Friedrich Merz und anschließend auch Markus Söder verwendeten große Teile ihrer Redezeit auf die Störer. Merz fragte sich laut, was in den Köpfen dieser Menschen nur vorginge, und wies darauf hin, dass sie gegen den Verlust von etwas protestierten, das sie gerade anwendeten: Meinungsfreiheit. Söder machte sich sogar lustig: „Einer, der läuft, ist ein Läufer. Einer, der fährt, ist ein Fahrer. Was ist dann einer, der pfeift“, stichelte er. Später dann riet er den Störern, doch in Zukunft lieber erschöpft vom Arbeiten zu sein und nicht vom eigenen Geschrei.
Ist es richtig, den Störern Aufmerksamkeit zu schenken? Oder sollte man sie besser ignorieren? „Ich würde davor warnen, diese Leute lächerlich zu machen oder an den Rand zu drängen. Nach dem Motto: Schaut euch die Idioten an“, sagt Prof. Andreas Mokros, Leiter des Fachbereichs Persönlichkeitspsychologie an der Fernuniversität Hagen: „Dann lachen zwar die anderen 90 Prozent der Anwesenden. Aber das ist ein billiger, momenthafter Sieg.“
Man dürfe den Kontakt zu diesen Menschen nicht abreißen lassen und müsse ihnen ein Grundmaß an Respekt entgegenbringen, um sich irgendwann auch wieder auf Augenhöhe begegnen zu können. „Es ist also durchaus richtig, die Geschehnisse zu thematisieren, aber es kommt auf das Wie an.“
Wie ist die Resonanz in der Querdenker-Szene?
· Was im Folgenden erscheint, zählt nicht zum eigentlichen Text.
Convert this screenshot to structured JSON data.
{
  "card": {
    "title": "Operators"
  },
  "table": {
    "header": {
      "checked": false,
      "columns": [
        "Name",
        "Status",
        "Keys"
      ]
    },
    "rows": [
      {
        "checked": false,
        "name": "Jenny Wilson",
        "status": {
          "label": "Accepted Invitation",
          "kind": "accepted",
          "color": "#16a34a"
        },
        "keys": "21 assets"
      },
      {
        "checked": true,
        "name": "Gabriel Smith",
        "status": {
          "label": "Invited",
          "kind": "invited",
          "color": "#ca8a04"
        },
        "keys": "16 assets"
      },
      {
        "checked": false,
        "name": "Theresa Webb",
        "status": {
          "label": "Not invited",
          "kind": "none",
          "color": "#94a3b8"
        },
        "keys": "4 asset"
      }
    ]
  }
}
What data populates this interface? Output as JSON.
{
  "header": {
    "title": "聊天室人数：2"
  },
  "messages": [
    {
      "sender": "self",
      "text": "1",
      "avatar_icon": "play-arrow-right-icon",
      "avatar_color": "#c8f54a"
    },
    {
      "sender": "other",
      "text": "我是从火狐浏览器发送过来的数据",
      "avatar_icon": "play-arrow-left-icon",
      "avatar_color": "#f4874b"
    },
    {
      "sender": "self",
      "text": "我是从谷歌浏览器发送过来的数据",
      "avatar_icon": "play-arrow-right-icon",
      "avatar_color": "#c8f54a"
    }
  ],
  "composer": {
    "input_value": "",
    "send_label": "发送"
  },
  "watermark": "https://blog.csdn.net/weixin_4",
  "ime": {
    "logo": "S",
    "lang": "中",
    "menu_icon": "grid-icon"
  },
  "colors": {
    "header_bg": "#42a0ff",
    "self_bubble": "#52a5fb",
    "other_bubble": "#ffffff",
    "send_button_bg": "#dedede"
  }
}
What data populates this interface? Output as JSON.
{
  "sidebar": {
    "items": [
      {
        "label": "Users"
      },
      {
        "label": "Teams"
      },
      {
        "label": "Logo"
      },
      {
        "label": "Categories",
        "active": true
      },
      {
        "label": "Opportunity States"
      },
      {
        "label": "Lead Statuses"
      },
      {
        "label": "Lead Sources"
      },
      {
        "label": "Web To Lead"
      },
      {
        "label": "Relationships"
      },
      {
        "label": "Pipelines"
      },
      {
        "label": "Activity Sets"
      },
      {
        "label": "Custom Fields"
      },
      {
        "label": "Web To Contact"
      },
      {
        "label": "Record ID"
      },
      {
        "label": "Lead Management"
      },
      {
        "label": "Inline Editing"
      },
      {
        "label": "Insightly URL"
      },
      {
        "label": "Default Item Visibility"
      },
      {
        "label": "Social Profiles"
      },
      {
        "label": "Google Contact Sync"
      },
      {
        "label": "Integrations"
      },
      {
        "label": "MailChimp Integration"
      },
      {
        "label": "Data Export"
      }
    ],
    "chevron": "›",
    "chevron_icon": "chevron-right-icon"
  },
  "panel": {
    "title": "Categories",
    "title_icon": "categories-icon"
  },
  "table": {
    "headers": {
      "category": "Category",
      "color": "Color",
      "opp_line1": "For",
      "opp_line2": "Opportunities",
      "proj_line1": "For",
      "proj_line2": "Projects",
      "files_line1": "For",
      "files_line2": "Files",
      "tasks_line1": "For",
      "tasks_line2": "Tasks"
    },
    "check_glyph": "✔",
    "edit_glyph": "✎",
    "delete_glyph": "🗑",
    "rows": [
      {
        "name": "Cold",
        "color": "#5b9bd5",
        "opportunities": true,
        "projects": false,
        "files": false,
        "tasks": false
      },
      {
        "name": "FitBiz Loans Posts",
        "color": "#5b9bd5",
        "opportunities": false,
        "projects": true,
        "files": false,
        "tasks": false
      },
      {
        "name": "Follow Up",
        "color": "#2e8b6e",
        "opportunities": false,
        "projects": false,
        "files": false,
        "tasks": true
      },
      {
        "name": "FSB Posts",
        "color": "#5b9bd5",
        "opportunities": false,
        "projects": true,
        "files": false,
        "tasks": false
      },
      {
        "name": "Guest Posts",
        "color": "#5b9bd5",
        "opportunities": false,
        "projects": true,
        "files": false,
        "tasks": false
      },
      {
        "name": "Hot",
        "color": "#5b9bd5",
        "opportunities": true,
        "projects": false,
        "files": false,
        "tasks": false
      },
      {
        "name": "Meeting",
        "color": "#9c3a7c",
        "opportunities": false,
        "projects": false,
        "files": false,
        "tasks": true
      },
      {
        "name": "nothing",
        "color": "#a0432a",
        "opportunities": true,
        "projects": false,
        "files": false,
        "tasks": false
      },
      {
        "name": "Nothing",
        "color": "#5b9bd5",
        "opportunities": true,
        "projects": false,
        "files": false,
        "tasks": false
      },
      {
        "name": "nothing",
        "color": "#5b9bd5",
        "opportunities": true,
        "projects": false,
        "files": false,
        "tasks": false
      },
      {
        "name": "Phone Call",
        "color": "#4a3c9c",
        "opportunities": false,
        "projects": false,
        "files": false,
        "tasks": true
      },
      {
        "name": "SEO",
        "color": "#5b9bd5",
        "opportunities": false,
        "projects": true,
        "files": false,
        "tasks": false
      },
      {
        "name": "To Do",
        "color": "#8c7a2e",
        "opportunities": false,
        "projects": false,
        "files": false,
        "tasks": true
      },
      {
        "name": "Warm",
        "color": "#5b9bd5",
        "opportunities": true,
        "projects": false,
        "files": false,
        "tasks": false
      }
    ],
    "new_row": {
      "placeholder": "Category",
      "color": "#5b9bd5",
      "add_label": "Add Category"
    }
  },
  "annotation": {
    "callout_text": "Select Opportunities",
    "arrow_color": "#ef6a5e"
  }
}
Im Internet verteilt sich das Video vom Lärm auf dem Olper Marktplatz rasant – vor allem in den einschlägigen sozialen Netzwerken wird zum Teil gefeiert. So auch in den Telegramm-Gruppen „Freie Presse Sauerland“ und „Impffrei Siegen-Wittgenstein“. „Was ein Zusammenhalt. Es war klasse, so viele von euch dort zu sehen. Ich glaube mehr als zwei Jahre eingeschlossen zu sein, hat eine Gemeinschaft geformt, die sich gegenseitig hilft und zusammenhält“, schreibt ein Nutzer dort.
Schon Ende April wurde auf die Veranstaltung auf dem Olper Marktplatz hingewiesen und zur Gegendemo aufgefordert. „Kommenden Montag alle nach Olpe“, heißt es dort mit Ausrufezeichen. Und dann? „Trillerpfeife und Lärm“, schreibt ein Telegramnutzer in der Gruppe „Impffrei Siegen-Wittgenstein“. „Faule Tomaten wären mir lieber“, schreibt ein anderer.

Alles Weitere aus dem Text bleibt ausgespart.